O IFIX (Índice de Fundos de Investimentos Imobiliários) é o principal indicador do desempenho médio das cotações dos fundos imobiliários (FIIs) negociados nos mercados de bolsa e de balcão organizado da B3. Criado em 2012, o índice representa uma carteira teórica de ativos elaborada segundo critérios específicos de elegibilidade.
O IFIX é um índice de retorno total, o que significa que reflete não apenas as variações nos preços das cotas dos fundos, mas também o impacto da distribuição de proventos (dividendos) na rentabilidade total do índice.
Benchmark de FIIs: O IFIX é a principal referência para avaliar o desempenho de investimentos em fundos imobiliários. Gestores e investidores comparam seus retornos com o índice para medir a eficiência de suas estratégias.
Indicador do Setor Imobiliário: As variações do IFIX refletem a percepção do mercado sobre o setor imobiliário brasileiro, incluindo expectativas sobre juros, vacância de imóveis e distribuição de rendimentos.
Diversificação: O índice oferece uma visão consolidada do mercado de FIIs, que engloba diversos segmentos como lajes corporativas, shoppings, galpões logísticos, recebíveis imobiliários ("fundos de papel") e fundos de fundos.
A carteira teórica do IFIX é reavaliada a cada quatro meses para manter sua representatividade. Os ativos são ponderados pelo valor de mercado do free float (cotas em circulação), com limite de participação de 20% por emissor.
Para compor o IFIX, um fundo imobiliário deve atender aos seguintes requisitos:
1. Estar entre os ativos que representam 99% do somatório do Índice de Negociabilidade (IN) no período de vigência das três carteiras anteriores.
2. Ter presença em pregão de no mínimo 60% durante o período de vigência das três carteiras anteriores.

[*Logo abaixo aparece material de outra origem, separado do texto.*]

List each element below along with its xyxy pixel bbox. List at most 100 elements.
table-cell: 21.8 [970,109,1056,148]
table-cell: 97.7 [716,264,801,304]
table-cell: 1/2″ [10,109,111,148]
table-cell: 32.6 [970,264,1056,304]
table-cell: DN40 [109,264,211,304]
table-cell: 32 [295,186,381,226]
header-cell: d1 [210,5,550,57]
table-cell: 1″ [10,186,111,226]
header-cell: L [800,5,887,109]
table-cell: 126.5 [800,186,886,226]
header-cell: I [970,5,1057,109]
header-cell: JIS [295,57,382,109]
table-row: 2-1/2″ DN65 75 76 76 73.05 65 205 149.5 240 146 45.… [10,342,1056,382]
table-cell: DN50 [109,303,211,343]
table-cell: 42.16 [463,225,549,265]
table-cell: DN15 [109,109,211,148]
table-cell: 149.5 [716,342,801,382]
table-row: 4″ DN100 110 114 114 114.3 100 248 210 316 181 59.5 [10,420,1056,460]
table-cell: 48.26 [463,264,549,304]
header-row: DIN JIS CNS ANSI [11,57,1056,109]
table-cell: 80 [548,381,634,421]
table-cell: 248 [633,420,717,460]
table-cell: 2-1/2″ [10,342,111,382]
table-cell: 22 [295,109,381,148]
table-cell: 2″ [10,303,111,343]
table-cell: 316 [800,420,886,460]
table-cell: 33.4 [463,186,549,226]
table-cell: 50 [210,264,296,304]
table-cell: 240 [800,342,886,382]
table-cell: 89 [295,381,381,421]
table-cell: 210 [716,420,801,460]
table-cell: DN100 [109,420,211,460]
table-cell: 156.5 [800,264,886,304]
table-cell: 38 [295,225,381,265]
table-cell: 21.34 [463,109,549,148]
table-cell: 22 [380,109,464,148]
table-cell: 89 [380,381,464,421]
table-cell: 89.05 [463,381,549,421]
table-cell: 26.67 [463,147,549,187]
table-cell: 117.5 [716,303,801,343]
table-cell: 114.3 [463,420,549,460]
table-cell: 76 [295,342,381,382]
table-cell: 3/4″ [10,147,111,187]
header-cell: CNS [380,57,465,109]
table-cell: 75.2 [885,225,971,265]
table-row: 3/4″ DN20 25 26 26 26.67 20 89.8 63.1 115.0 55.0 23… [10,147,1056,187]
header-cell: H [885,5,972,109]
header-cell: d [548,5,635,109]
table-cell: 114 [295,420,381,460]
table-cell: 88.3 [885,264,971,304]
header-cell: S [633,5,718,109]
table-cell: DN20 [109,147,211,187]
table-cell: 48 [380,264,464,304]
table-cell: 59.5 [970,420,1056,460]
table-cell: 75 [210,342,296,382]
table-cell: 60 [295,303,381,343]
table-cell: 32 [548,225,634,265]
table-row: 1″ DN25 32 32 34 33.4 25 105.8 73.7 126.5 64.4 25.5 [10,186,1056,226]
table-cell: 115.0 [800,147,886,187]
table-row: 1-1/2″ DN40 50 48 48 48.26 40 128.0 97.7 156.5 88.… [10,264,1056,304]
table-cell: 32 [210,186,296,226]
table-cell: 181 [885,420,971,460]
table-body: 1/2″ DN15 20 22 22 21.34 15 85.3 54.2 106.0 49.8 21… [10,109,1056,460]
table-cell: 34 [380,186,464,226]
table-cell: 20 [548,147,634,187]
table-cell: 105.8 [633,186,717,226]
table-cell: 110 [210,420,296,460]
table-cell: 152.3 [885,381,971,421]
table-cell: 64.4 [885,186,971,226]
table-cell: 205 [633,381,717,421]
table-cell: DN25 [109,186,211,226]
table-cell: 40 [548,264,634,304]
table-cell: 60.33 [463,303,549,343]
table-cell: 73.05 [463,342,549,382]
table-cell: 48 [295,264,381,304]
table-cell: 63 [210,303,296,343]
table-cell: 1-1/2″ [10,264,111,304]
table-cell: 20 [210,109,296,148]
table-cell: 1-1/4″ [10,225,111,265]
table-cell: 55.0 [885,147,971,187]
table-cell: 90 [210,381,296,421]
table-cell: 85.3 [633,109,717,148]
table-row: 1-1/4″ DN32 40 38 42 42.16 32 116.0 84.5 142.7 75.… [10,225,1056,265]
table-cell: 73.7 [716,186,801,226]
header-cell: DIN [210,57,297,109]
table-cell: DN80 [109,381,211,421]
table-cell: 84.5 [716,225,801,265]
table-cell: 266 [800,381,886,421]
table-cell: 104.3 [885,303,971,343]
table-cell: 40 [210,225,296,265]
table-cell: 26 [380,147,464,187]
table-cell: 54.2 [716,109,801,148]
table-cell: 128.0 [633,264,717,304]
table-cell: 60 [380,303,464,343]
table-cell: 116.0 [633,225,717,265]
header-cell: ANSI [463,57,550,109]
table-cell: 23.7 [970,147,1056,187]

3. Não ser classificado como "penny stock" (cotação média inferior a R$ 1,00).
O IFIX apresenta historicamente uma relação inversa com a taxa de juros. Quando os juros sobem, os fundos imobiliários tendem a perder atratividade em relação a investimentos de renda fixa, pressionando as cotações para baixo. Em contrapartida, juros mais baixos tornam os FIIs mais atrativos, impulsionando o índice.
Fundos de Tijolo: Investem diretamente em imóveis físicos como lajes corporativas, shoppings, galpões logísticos, hospitais e hotéis.
Fundos de Papel: Aplicam em títulos de renda fixa do setor imobiliário, como CRIs (Certificados de Recebíveis Imobiliários) e LCIs.
Fundos de Fundos (FOFs): Investem em cotas de outros fundos imobiliários, oferecendo diversificação automática.
Fundos de Desenvolvimento: Financiam projetos de construção de imóveis para venda futura.